As of last night, 5,975 vaccine shots had been administered at Simon Skjodt Assembly Hall, and of course, many more members of the IU community have received vaccines at other locations.

A COVID-19 vaccination POD, or point of dispensing, also opened in the IUPUI Campus Center on Tuesday of this week for vaccinating IUPUI faculty, staff and students. As of last night, 623 vaccine shots have been administered there.

And IU’s regional campuses are also stepping up to help the state’s vaccination rollout in a number of ways, including through on-campus vaccination PODs, providing support to county health departments at off-campus sites, and partnering with regional healthcare organizations and FEMA.

The many individuals across the university involved in setting up and communicating about these efforts deserve our most grateful thanks. And I strongly encourage all who are eligible to sign up to receive one of the free, safe, and effective vaccines to protect yourself and all the people you love against the virus.
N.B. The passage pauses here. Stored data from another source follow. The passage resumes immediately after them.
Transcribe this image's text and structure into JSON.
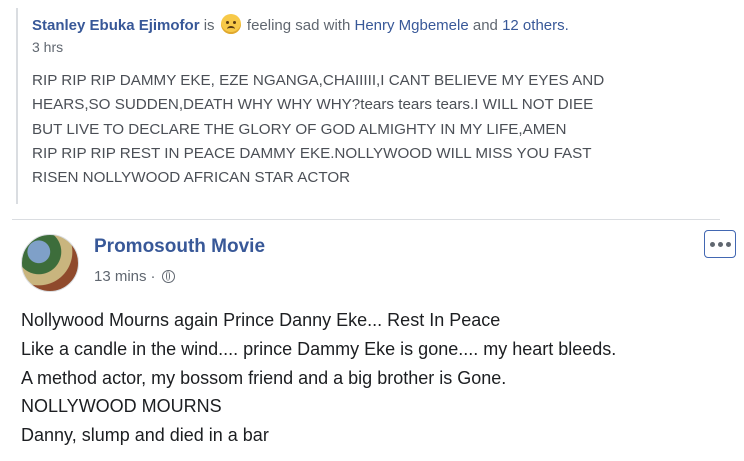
{
  "shared": {
    "author": "Stanley Ebuka Ejimofor",
    "is_word": "is",
    "feeling_text": "feeling sad with",
    "tagged": "Henry Mgbemele",
    "and_word": "and",
    "others": "12 others.",
    "time": "3 hrs",
    "emoji_icon": "sad-face-icon",
    "body": "RIP RIP RIP DAMMY EKE, EZE NGANGA,CHAIIIII,I CANT BELIEVE MY EYES AND\nHEARS,SO SUDDEN,DEATH WHY WHY WHY?tears tears tears.I WILL NOT DIEE\nBUT LIVE TO DECLARE THE GLORY OF GOD ALMIGHTY IN MY LIFE,AMEN\nRIP RIP RIP REST IN PEACE DAMMY EKE.NOLLYWOOD WILL MISS YOU FAST\nRISEN NOLLYWOOD AFRICAN STAR ACTOR"
  },
  "post": {
    "author": "Promosouth Movie",
    "time": "13 mins",
    "separator": "·",
    "privacy_icon": "globe-icon",
    "more_icon": "more-options-icon",
    "text": "Nollywood Mourns again Prince Danny Eke... Rest In Peace\nLike a candle in the wind.... prince Dammy Eke is gone.... my heart bleeds.\nA method actor, my bossom friend and a big brother is Gone.\nNOLLYWOOD MOURNS\nDanny, slump and died in a bar"
  },
  "colors": {
    "link": "#385898",
    "muted": "#606770",
    "text": "#1c1e21",
    "accent_border": "#4267b2"
  }
}
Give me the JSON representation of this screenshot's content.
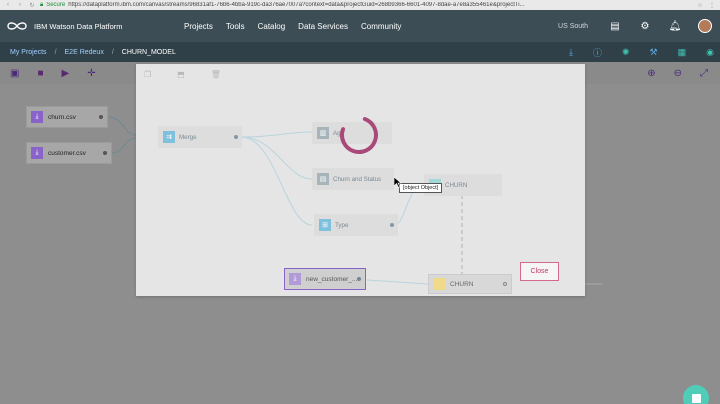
{
  "browser": {
    "secure_label": "Secure",
    "url": "https://dataplatform.ibm.com/canvas/streams/96831af1-76b6-4bba-919c-da376ae7007a?context=data&projectGuid=268b9366-6601-4097-8dae-a7e8a355461e&projectTi..."
  },
  "header": {
    "brand": "IBM Watson Data Platform",
    "menu": [
      "Projects",
      "Tools",
      "Catalog",
      "Data Services",
      "Community"
    ],
    "region": "US South"
  },
  "breadcrumb": {
    "project_link": "My Projects",
    "stream_link": "E2E Redeux",
    "current": "CHURN_MODEL"
  },
  "canvas": {
    "nodes": {
      "churn_csv": "churn.csv",
      "customer_csv": "customer.csv"
    }
  },
  "modal": {
    "nodes": {
      "merge": "Merge",
      "agg": "Ag",
      "churn_status": "Churn and Status",
      "churn_top": "CHURN",
      "type": "Type",
      "new_customer": "new_customer_...",
      "churn_bottom": "CHURN"
    },
    "tooltip": "[object Object]",
    "close_label": "Close"
  },
  "colors": {
    "header_bg": "#3d4d55",
    "accent_purple": "#9b3a6e",
    "spinner": "#a8497a",
    "help_bubble": "#4fcdb9"
  }
}
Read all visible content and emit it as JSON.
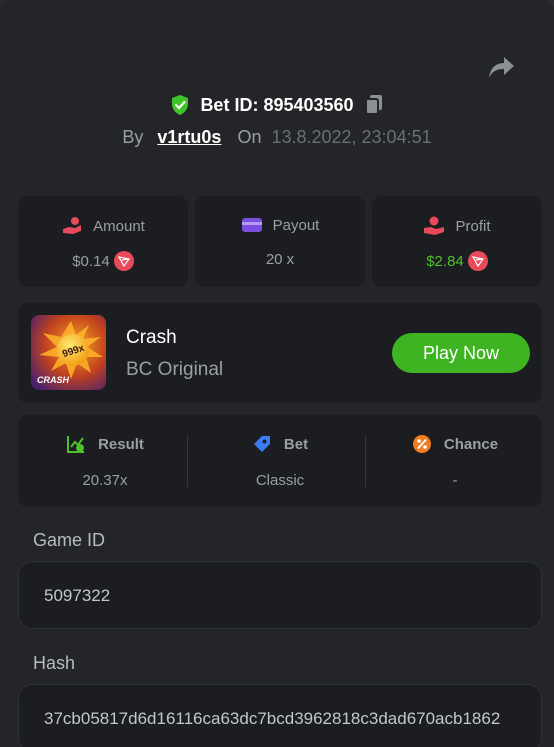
{
  "header": {
    "bet_id_label": "Bet ID: 895403560",
    "by_label": "By",
    "username": "v1rtu0s",
    "on_label": "On",
    "datetime": "13.8.2022, 23:04:51"
  },
  "stats": [
    {
      "label": "Amount",
      "value": "$0.14",
      "icon": "bet-hand-icon",
      "currency_icon": "trx-icon"
    },
    {
      "label": "Payout",
      "value": "20 x",
      "icon": "wallet-card-icon"
    },
    {
      "label": "Profit",
      "value": "$2.84",
      "icon": "profit-hand-icon",
      "currency_icon": "trx-icon"
    }
  ],
  "game": {
    "name": "Crash",
    "provider": "BC Original",
    "play_label": "Play Now",
    "thumb_multiplier": "999x",
    "thumb_title": "CRASH"
  },
  "result": [
    {
      "label": "Result",
      "value": "20.37x",
      "icon": "result-chart-icon"
    },
    {
      "label": "Bet",
      "value": "Classic",
      "icon": "bet-tag-icon"
    },
    {
      "label": "Chance",
      "value": "-",
      "icon": "percent-icon"
    }
  ],
  "fields": {
    "game_id_label": "Game ID",
    "game_id_value": "5097322",
    "hash_label": "Hash",
    "hash_value": "37cb05817d6d16116ca63dc7bcd3962818c3dad670acb1862"
  },
  "colors": {
    "accent_green": "#3fb422",
    "profit_green": "#4fc02b",
    "shield_green": "#3fc429",
    "amount_pink": "#e8495b",
    "payout_purple": "#7a4fe0",
    "bet_blue": "#3b7cf0",
    "chance_orange": "#f07d22"
  }
}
As optimistic as we are, I continue to stress that the battle is not yet won. For the remainder of the spring semester—and into the summer—we must continue to strictly observe IU’s policies, including masking, social distancing, avoiding crowds and groups, personal hygiene, and complying with regular mitigation testing, that have proved so effective.

And with that, Mr. Chairman, I return the floor to you.